We were all curious early on about if the car was locked. I tested my car to see if I could lock it with the keys inside and I could not. Everything I tried did not work. I could not lock the car with the keys inside, even with my spare key. If I kept the windows down, locked it and then threw the keys back in the alarm would go off. I even tried throwing it through the sunroof. So IMO if the keys were inside, it was unlocked.
I know sources said it was locked but I do not know how it was possible.
Edit by me

Thank you for testing that! It's really helpful that you have the same car.

So one of the statements seems to be untrue: either the keys were not in the car or the car doors were not locked. Obviously inclined to assume the police source saying the keys were in the car is the correct one and maybe the brother accidentally misspoke in the interview.

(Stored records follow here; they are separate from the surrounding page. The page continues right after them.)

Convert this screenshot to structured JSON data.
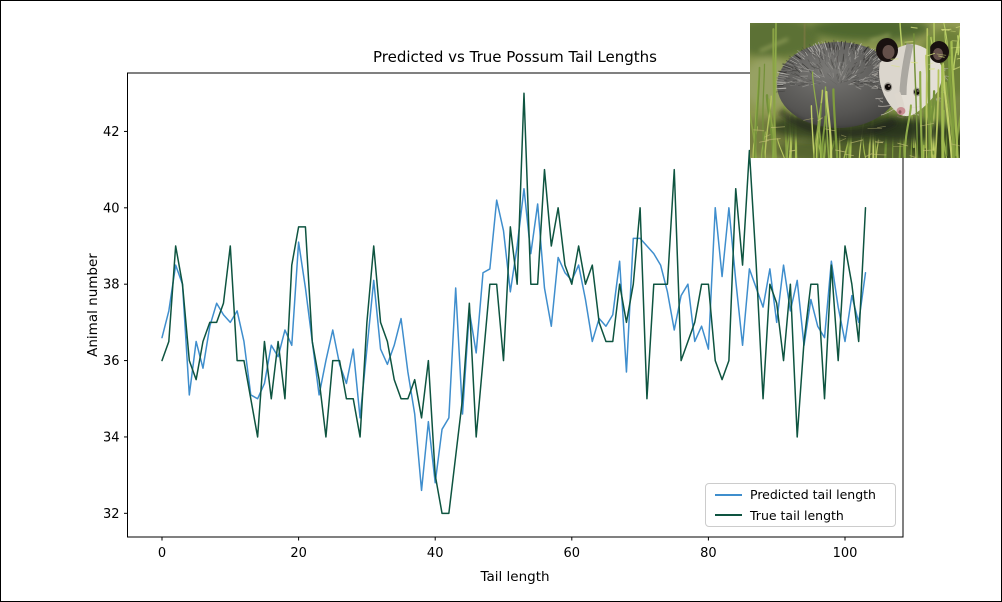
{
  "figure": {
    "background": "#ffffff",
    "border_color": "#000000"
  },
  "chart_data": {
    "type": "line",
    "title": "Predicted vs True Possum Tail Lengths",
    "xlabel": "Tail length",
    "ylabel": "Animal number",
    "xticks": [
      0,
      20,
      40,
      60,
      80,
      100
    ],
    "yticks": [
      32,
      34,
      36,
      38,
      40,
      42
    ],
    "xlim": [
      -5.05,
      108.49
    ],
    "ylim": [
      31.38,
      43.53
    ],
    "grid": false,
    "legend_position": "lower right",
    "x": [
      0,
      1,
      2,
      3,
      4,
      5,
      6,
      7,
      8,
      9,
      10,
      11,
      12,
      13,
      14,
      15,
      16,
      17,
      18,
      19,
      20,
      21,
      22,
      23,
      24,
      25,
      26,
      27,
      28,
      29,
      30,
      31,
      32,
      33,
      34,
      35,
      36,
      37,
      38,
      39,
      40,
      41,
      42,
      43,
      44,
      45,
      46,
      47,
      48,
      49,
      50,
      51,
      52,
      53,
      54,
      55,
      56,
      57,
      58,
      59,
      60,
      61,
      62,
      63,
      64,
      65,
      66,
      67,
      68,
      69,
      70,
      71,
      72,
      73,
      74,
      75,
      76,
      77,
      78,
      79,
      80,
      81,
      82,
      83,
      84,
      85,
      86,
      87,
      88,
      89,
      90,
      91,
      92,
      93,
      94,
      95,
      96,
      97,
      98,
      99,
      100,
      101,
      102,
      103
    ],
    "series": [
      {
        "name": "Predicted tail length",
        "color": "#3f8ecd",
        "values": [
          36.6,
          37.3,
          38.5,
          38.0,
          35.1,
          36.5,
          35.8,
          36.9,
          37.5,
          37.2,
          37.0,
          37.3,
          36.5,
          35.1,
          35.0,
          35.4,
          36.4,
          36.1,
          36.8,
          36.4,
          39.1,
          37.9,
          36.5,
          35.1,
          36.0,
          36.8,
          35.9,
          35.4,
          36.3,
          34.5,
          36.3,
          38.1,
          36.3,
          35.9,
          36.4,
          37.1,
          35.7,
          34.6,
          32.6,
          34.4,
          32.8,
          34.2,
          34.5,
          37.9,
          34.6,
          37.3,
          36.2,
          38.3,
          38.4,
          40.2,
          39.4,
          37.8,
          39.0,
          40.5,
          38.8,
          40.1,
          37.9,
          36.9,
          38.7,
          38.3,
          38.1,
          38.5,
          37.6,
          36.5,
          37.1,
          36.9,
          37.2,
          38.6,
          35.7,
          39.2,
          39.2,
          39.0,
          38.8,
          38.5,
          37.8,
          36.8,
          37.7,
          38.0,
          36.5,
          36.9,
          36.3,
          40.0,
          38.2,
          40.0,
          38.1,
          36.4,
          38.4,
          37.9,
          37.4,
          38.4,
          37.0,
          38.5,
          37.3,
          38.1,
          36.4,
          37.6,
          36.9,
          36.6,
          38.6,
          37.4,
          36.5,
          37.7,
          37.0,
          38.3
        ]
      },
      {
        "name": "True tail length",
        "color": "#0e5440",
        "values": [
          36.0,
          36.5,
          39.0,
          38.0,
          36.0,
          35.5,
          36.5,
          37.0,
          37.0,
          37.5,
          39.0,
          36.0,
          36.0,
          35.0,
          34.0,
          36.5,
          35.0,
          36.5,
          35.0,
          38.5,
          39.5,
          39.5,
          36.5,
          35.5,
          34.0,
          36.0,
          36.0,
          35.0,
          35.0,
          34.0,
          37.0,
          39.0,
          37.0,
          36.5,
          35.5,
          35.0,
          35.0,
          35.5,
          34.5,
          36.0,
          33.0,
          32.0,
          32.0,
          33.5,
          35.0,
          37.5,
          34.0,
          36.0,
          38.0,
          38.0,
          36.0,
          39.5,
          38.0,
          43.0,
          38.0,
          38.0,
          41.0,
          39.0,
          40.0,
          38.5,
          38.0,
          39.0,
          38.0,
          38.5,
          37.0,
          36.5,
          36.5,
          38.0,
          37.0,
          38.0,
          40.0,
          35.0,
          38.0,
          38.0,
          38.0,
          41.0,
          36.0,
          36.5,
          37.0,
          38.0,
          38.0,
          36.0,
          35.5,
          36.0,
          40.5,
          38.5,
          41.5,
          38.5,
          35.0,
          38.0,
          37.5,
          36.0,
          38.0,
          34.0,
          36.5,
          38.0,
          38.0,
          35.0,
          38.5,
          36.0,
          39.0,
          38.0,
          36.5,
          40.0
        ]
      }
    ]
  },
  "legend": {
    "items": [
      {
        "label": "Predicted tail length",
        "color": "#3f8ecd"
      },
      {
        "label": "True tail length",
        "color": "#0e5440"
      }
    ]
  },
  "inset_photo": {
    "label": "possum-photo"
  }
}
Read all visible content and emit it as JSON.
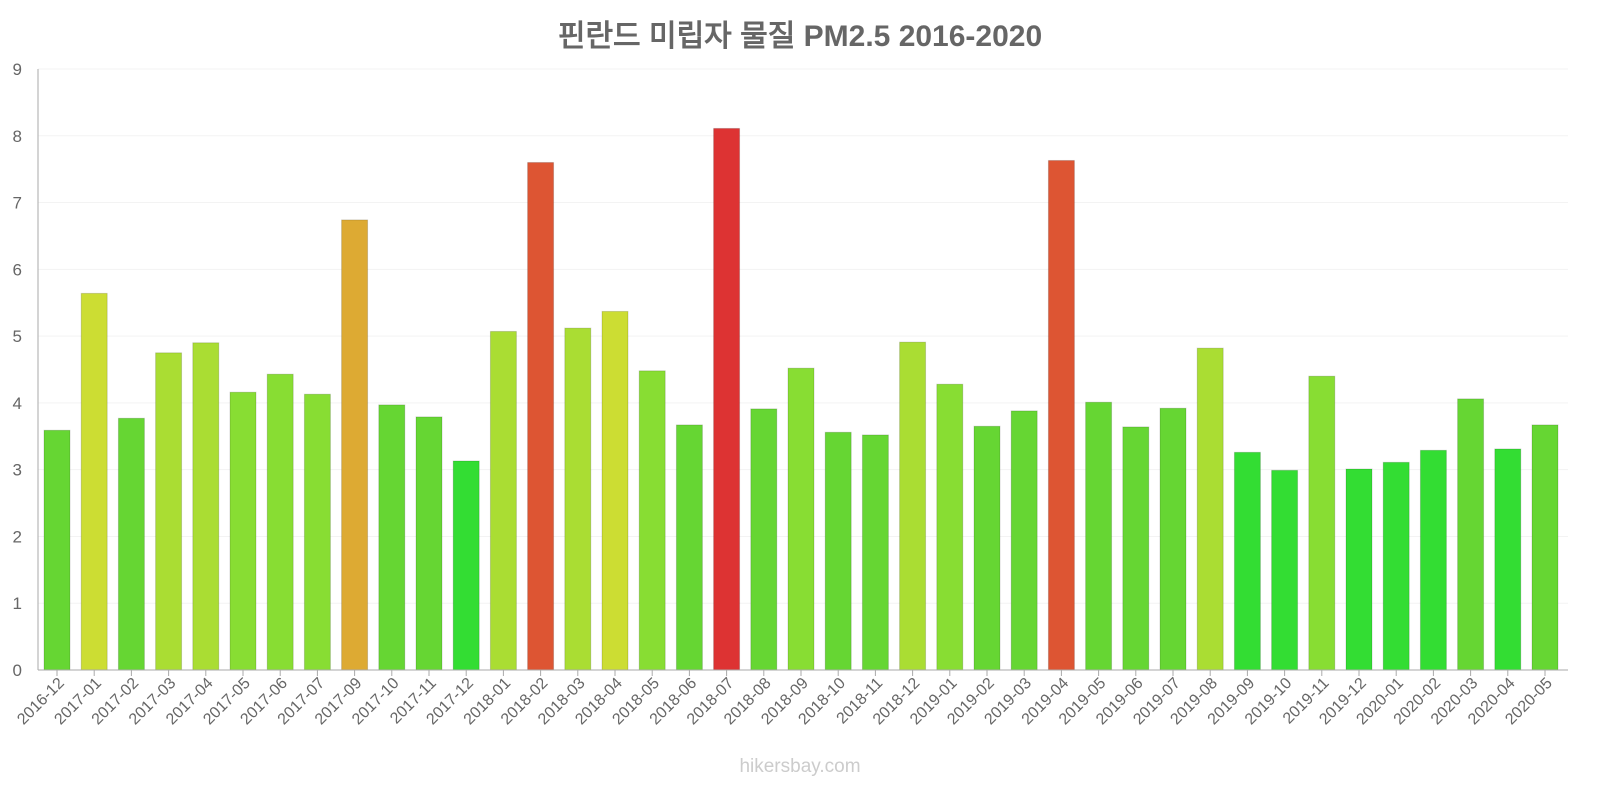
{
  "chart_data": {
    "type": "bar",
    "title": "핀란드 미립자 물질 PM2.5 2016-2020",
    "xlabel": "",
    "ylabel": "",
    "ylim": [
      0,
      9
    ],
    "yticks": [
      "0",
      "1",
      "2",
      "3",
      "4",
      "5",
      "6",
      "7",
      "8",
      "9"
    ],
    "grid": true,
    "categories": [
      "2016-12",
      "2017-01",
      "2017-02",
      "2017-03",
      "2017-04",
      "2017-05",
      "2017-06",
      "2017-07",
      "2017-09",
      "2017-10",
      "2017-11",
      "2017-12",
      "2018-01",
      "2018-02",
      "2018-03",
      "2018-04",
      "2018-05",
      "2018-06",
      "2018-07",
      "2018-08",
      "2018-09",
      "2018-10",
      "2018-11",
      "2018-12",
      "2019-01",
      "2019-02",
      "2019-03",
      "2019-04",
      "2019-05",
      "2019-06",
      "2019-07",
      "2019-08",
      "2019-09",
      "2019-10",
      "2019-11",
      "2019-12",
      "2020-01",
      "2020-02",
      "2020-03",
      "2020-04",
      "2020-05"
    ],
    "values": [
      3.59,
      5.64,
      3.77,
      4.75,
      4.9,
      4.16,
      4.43,
      4.13,
      6.74,
      3.97,
      3.79,
      3.13,
      5.07,
      7.6,
      5.12,
      5.37,
      4.48,
      3.67,
      8.11,
      3.91,
      4.52,
      3.56,
      3.52,
      4.91,
      4.28,
      3.65,
      3.88,
      7.63,
      4.01,
      3.64,
      3.92,
      4.82,
      3.26,
      2.99,
      4.4,
      3.01,
      3.11,
      3.29,
      4.06,
      3.31,
      3.67
    ],
    "colors": [
      "#66d633",
      "#ccdd33",
      "#66d633",
      "#aadd33",
      "#aadd33",
      "#88dd33",
      "#88dd33",
      "#88dd33",
      "#ddaa33",
      "#66d633",
      "#66d633",
      "#33dd33",
      "#aadd33",
      "#dd5533",
      "#aadd33",
      "#ccdd33",
      "#88dd33",
      "#66d633",
      "#dd3333",
      "#66d633",
      "#88dd33",
      "#66d633",
      "#66d633",
      "#aadd33",
      "#88dd33",
      "#66d633",
      "#66d633",
      "#dd5533",
      "#66d633",
      "#66d633",
      "#66d633",
      "#aadd33",
      "#33dd33",
      "#33dd33",
      "#88dd33",
      "#33dd33",
      "#33dd33",
      "#33dd33",
      "#66d633",
      "#33dd33",
      "#66d633"
    ]
  },
  "watermark": "hikersbay.com"
}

The keys being in the car is a detail that stands out to me and I am not sure what to make of it.
 
We were all curious early on about if the car was locked. I tested my car to see if I could lock it with the keys inside and I could not. Everything I tried did not work. I could not lock the car with the keys inside, even with my spare key. If I kept the windows down, locked it and then threw the keys back in the alarm would go off. I even tried throwing it through the sunroof. So IMO if the keys were inside, it was unlocked.
I know sources said it was locked but I do not know how it was possible.
Edit by me

I wondered myself if the doors being locked could be a misunderstanding or something. Out of curiosity I did a search on locking keys in Porsche Macan. It seems it has happened, but it doesn’t seem it would be a normal thing to happen.